November 9, 1989 was a tremendous day--the day the Berlin Wall came down. It was a few weeks before Thanksgiving in my senior year of high school, and we were talking about it nonstop in my European history class with Mrs. Parker. (She liked to say that she had much in common with Queen Elizabeth 1, being a strong woman with red hair.) For me, it was an amazing but not totally unexpected moment. I had spent the previous year in Model UN representing the USSR and Hungary, so I had been following the progress of history in Eastern Europe. I was just a kid, had never been overseas, but the thrill of reading about momentous events in world history as they happened was one that I will never forget. It was a feeling that lasted though the late 90s, when I wrote a thesis on Russian foreign relations and worked on technical assistance programs in the former USSR. (Foreign Policy magazine has a gallery of photos from the year.)
It's hard to believe that it was twenty years ago. There was so much optimism about the future of humanity. Francis Fukuyama wrote about "the end of history." The only sour taste for me was hearing about how Ronald Reagan won the Cold War. He and Margaret Thatcher were did very important things, no doubt--in particular, recognizing Gorbachev as an agent of change and giving him credibility. But I've got to think that Gorbachev and his allies had a lot more to lose if things had happened differently. Gorby, we easily forget, was temporarily toppled by a coup two years later. He's still reviled in his own country for giving away the Soviet empire.
And ten years ago, I had just moved back from New York. The Yankees had just won a world championship under Joe Torre in the old ballyard. I was back in Washington working after finished graduate school, interned for AIG, and interviewed for a job in the World Trade Center. I think often about how, for very different reasons, neither of those edifices exist any more. I'm grateful for those experiences, but have come out of the last decade with a great sense of faith in how things have worked out, and how they will hopefully continue to do so.

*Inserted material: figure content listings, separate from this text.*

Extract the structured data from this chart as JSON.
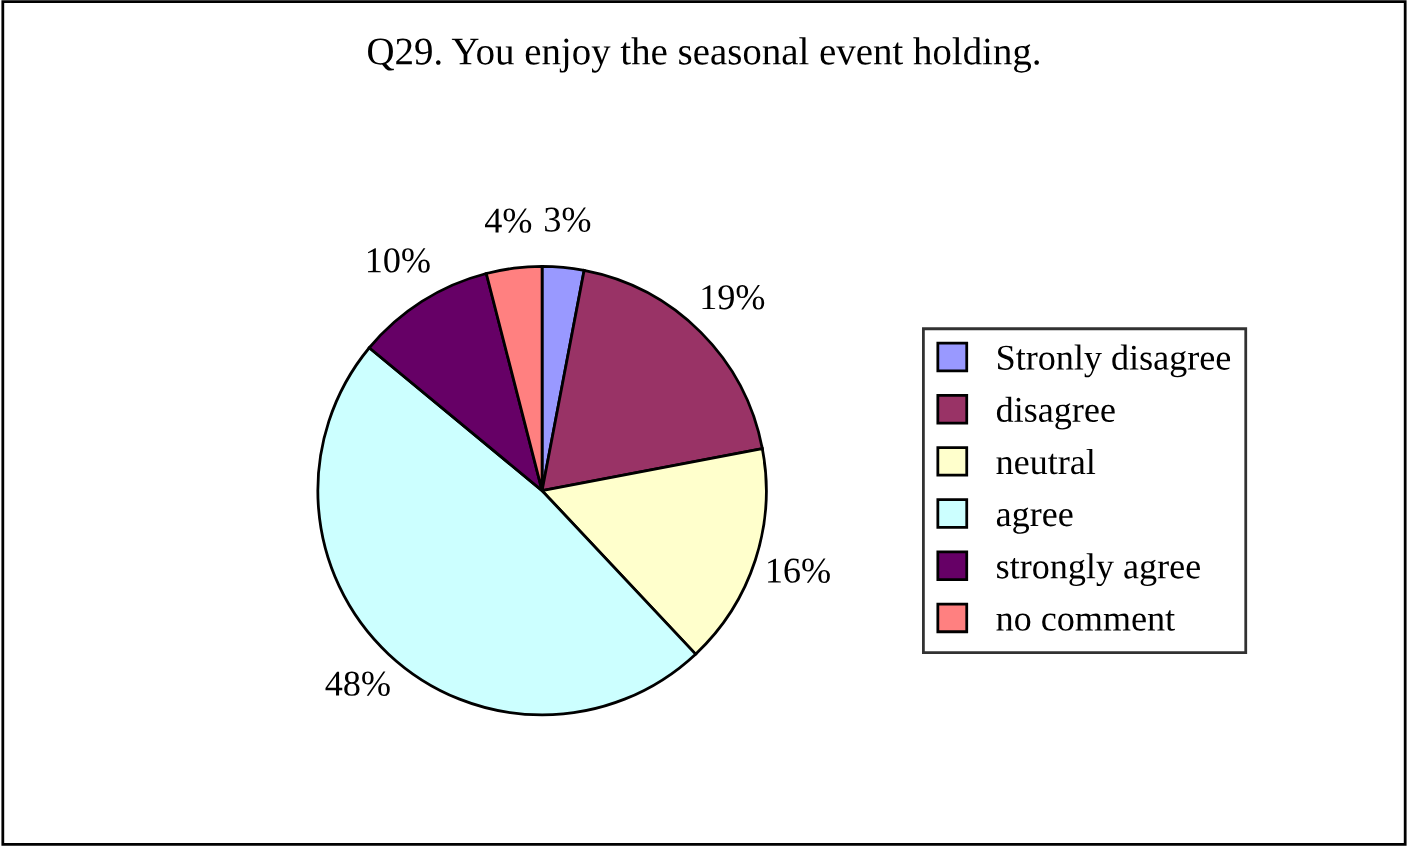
{
  "chart_data": {
    "type": "pie",
    "title": "Q29. You enjoy the seasonal event holding.",
    "categories": [
      "Stronly disagree",
      "disagree",
      "neutral",
      "agree",
      "strongly agree",
      "no comment"
    ],
    "values": [
      3,
      19,
      16,
      48,
      10,
      4
    ],
    "colors": [
      "#9999ff",
      "#993366",
      "#ffffcc",
      "#ccffff",
      "#660066",
      "#ff8080"
    ],
    "value_labels": [
      "3%",
      "19%",
      "16%",
      "48%",
      "10%",
      "4%"
    ],
    "legend": "right"
  }
}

I didn't have a cell phone, didn't use e-mail that much--how different things were then. Which is why it's so interesting to me that the Yankees have just won the World Series for the first time in nine years. I will confess that I'm a long-time Yankee fan. My primary allegiance is to the Nationals--I waited 33 years for a hometown team--but have rooted for the Yanks since I was a kid. So it made me very happy to see Derek Jeter and the lot win for the first time in a long time.
So, I think this is one long meditation on "plus qu'il change, plus que c'est le meme chose." I'm continually tickled by the order of things, and count my blessings. I'll hopefully be doing the same thing twenty years from now.